There are numerous challenges facing the health industry in South Africa at this time. Patients have little or no access to their own medical data.
Patient health records are currently maintained individually by each physician that treats a patient, by every hospital or clinic that serves a patient and by any medical aid institution that covers the patient's medical service. Patients also have to stand in long queues to receive a service, be admitted or receive treatment from medical providers who themselves are increasingly burdened with the cost and complexity of healthcare administration.
Dilan Radia, manager at PricewaterhouseCoopers' Digital Identity Solutions (DIS) division, says an electronic health smartcard, ideally carried on the patient at all times, could go a long way in resolving some of these problems.
"From a patient's perspective, the unique, secure and tamperproof eHealth card can serve as standardised proof of identification and validation when using medical facilities. It can also be easily integrated to a multitude of backend health systems meaning that an authorised healthcare provider would have a single view of the patient's medical records at any point in time."
Using the card, Radia says patients would be able to maintain and control access to their own medical records at all times. Patients would be able to change their personal or biographic information through self-service portals via the Internet, kiosks, cellular phones, mobile personal digital assistants, designated call centres etc. With next-of-kin information stored on the card, they can easily be notified in cases of accidents or misfortune. By storing emergency information such as current treatments, allergies and blood type on the card and the rapid availability of this information could save a patient's life. Value added applications such as ePurse applications (money management) would provide a patient with the ability to manage their healthcare accounts and services using a single integrated form factor. "Even your next medical appointment can be stored on the card."
For the healthcare facilities and other service providers, which are presently not optimally streamlined, a biometric-capable eHealth solution would lead to a reliable, resilient and highly available centralised back-office that integrates a number of backend sources to provide reliable and accurate identification and validation, monitoring and reporting services.
Healthcare institutions could positively identify patients through visual identification of the patient through a photograph printed on the eHealth smartcard. There would be more accurate and efficient access to patient medical records stored both locally on the eHealth smartcard (particularly useful in offline mode when no network connectivity or power outages) as well as in a multitude of backend data sources, safeguards would protect against fraud or impersonations, and patient registration and enrolment processes would become more efficient and effective.

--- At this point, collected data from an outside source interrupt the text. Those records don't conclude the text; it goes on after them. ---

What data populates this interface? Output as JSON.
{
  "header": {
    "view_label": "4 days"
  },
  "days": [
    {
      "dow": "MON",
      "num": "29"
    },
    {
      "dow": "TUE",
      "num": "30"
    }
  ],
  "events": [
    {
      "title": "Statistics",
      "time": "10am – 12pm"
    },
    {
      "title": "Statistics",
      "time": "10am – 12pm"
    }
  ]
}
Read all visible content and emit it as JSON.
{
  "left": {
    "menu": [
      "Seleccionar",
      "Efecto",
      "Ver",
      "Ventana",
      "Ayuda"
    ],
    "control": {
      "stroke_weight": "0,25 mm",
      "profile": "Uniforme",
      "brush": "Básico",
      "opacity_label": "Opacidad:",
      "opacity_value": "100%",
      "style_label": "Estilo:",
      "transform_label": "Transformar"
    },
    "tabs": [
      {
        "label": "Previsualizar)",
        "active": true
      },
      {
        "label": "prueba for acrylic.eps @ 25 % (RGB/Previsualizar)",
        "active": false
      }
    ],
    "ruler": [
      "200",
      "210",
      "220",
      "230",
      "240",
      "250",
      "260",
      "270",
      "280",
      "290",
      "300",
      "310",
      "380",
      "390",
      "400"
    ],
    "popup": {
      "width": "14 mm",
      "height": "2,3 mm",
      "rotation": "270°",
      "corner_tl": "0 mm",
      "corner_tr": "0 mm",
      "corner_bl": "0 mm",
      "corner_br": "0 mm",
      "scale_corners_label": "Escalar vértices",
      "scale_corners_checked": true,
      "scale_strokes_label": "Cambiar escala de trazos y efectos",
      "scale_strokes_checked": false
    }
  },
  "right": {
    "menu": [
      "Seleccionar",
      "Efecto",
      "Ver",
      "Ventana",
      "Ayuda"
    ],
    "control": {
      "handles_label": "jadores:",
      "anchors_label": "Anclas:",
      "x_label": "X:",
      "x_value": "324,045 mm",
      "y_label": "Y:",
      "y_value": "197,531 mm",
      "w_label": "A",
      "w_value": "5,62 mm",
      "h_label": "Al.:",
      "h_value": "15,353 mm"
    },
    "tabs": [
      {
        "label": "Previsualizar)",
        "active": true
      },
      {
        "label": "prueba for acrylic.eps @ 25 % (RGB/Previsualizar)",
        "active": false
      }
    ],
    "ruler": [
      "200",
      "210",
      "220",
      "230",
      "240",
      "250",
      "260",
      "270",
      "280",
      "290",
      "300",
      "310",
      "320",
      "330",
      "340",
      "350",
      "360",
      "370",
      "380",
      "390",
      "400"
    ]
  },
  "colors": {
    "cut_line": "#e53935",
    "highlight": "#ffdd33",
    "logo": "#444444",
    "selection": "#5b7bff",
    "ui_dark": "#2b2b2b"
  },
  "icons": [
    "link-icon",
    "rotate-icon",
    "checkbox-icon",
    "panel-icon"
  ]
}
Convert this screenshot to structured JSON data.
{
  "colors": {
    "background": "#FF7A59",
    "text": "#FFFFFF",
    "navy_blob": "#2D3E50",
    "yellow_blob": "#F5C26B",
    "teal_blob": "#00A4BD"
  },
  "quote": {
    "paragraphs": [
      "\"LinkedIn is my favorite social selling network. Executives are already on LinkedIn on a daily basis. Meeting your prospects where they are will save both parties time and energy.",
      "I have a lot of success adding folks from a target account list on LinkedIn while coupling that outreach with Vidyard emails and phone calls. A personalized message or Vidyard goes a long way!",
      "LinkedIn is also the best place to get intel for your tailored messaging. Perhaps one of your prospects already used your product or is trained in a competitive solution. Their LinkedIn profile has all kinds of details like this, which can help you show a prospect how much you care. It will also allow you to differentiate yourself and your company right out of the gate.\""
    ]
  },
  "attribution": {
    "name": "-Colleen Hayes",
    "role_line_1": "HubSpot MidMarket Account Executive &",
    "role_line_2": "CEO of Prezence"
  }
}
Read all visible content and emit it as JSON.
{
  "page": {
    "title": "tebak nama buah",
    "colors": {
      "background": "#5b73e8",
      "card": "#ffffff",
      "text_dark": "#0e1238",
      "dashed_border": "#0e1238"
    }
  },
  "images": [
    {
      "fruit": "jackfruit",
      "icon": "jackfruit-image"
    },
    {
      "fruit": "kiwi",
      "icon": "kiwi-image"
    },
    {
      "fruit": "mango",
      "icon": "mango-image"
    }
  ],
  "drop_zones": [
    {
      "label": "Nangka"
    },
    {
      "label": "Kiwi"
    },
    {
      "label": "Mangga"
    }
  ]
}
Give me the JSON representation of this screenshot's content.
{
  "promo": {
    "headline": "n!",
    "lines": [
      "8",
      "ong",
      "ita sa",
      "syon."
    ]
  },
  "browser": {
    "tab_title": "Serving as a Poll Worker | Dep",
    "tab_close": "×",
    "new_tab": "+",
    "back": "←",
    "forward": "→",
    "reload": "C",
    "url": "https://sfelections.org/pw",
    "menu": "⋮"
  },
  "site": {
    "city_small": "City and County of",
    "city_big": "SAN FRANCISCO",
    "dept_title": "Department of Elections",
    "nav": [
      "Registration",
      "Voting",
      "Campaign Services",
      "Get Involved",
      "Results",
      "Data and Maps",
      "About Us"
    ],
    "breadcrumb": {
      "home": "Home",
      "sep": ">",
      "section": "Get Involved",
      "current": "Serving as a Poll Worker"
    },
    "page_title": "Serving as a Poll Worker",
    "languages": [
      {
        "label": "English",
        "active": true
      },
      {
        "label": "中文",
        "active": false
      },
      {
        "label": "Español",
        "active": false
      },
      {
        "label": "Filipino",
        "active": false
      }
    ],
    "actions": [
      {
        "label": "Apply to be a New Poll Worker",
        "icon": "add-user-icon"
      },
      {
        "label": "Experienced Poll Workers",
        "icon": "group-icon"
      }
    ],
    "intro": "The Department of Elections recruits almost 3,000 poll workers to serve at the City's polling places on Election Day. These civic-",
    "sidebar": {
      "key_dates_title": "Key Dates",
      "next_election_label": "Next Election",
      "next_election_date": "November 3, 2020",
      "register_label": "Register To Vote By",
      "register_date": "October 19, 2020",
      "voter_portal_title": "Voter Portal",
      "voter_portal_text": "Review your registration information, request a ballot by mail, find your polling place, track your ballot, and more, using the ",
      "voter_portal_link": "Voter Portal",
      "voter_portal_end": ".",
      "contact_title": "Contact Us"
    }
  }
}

Radia does not, at this stage, see the smartcard being replaced by a chip embedded into the physical body. "The smartcard will provide additional security features such as strong authentication using biometrics and can be easily replaced if lost/stolen or destroyed without being concerned about the information stored on the smartcard getting into the wrong hands."
The eHealth smartcard solution has been implemented in a number of countries including Germany, France and Serbia. Slovenia is currently renewing and upgrading their current microprocessor-based health cards to e-health smartcards. South Africa is also considering implementing a smart health card solution.
"What was once considered to be far-fetched is now becoming a reality globally."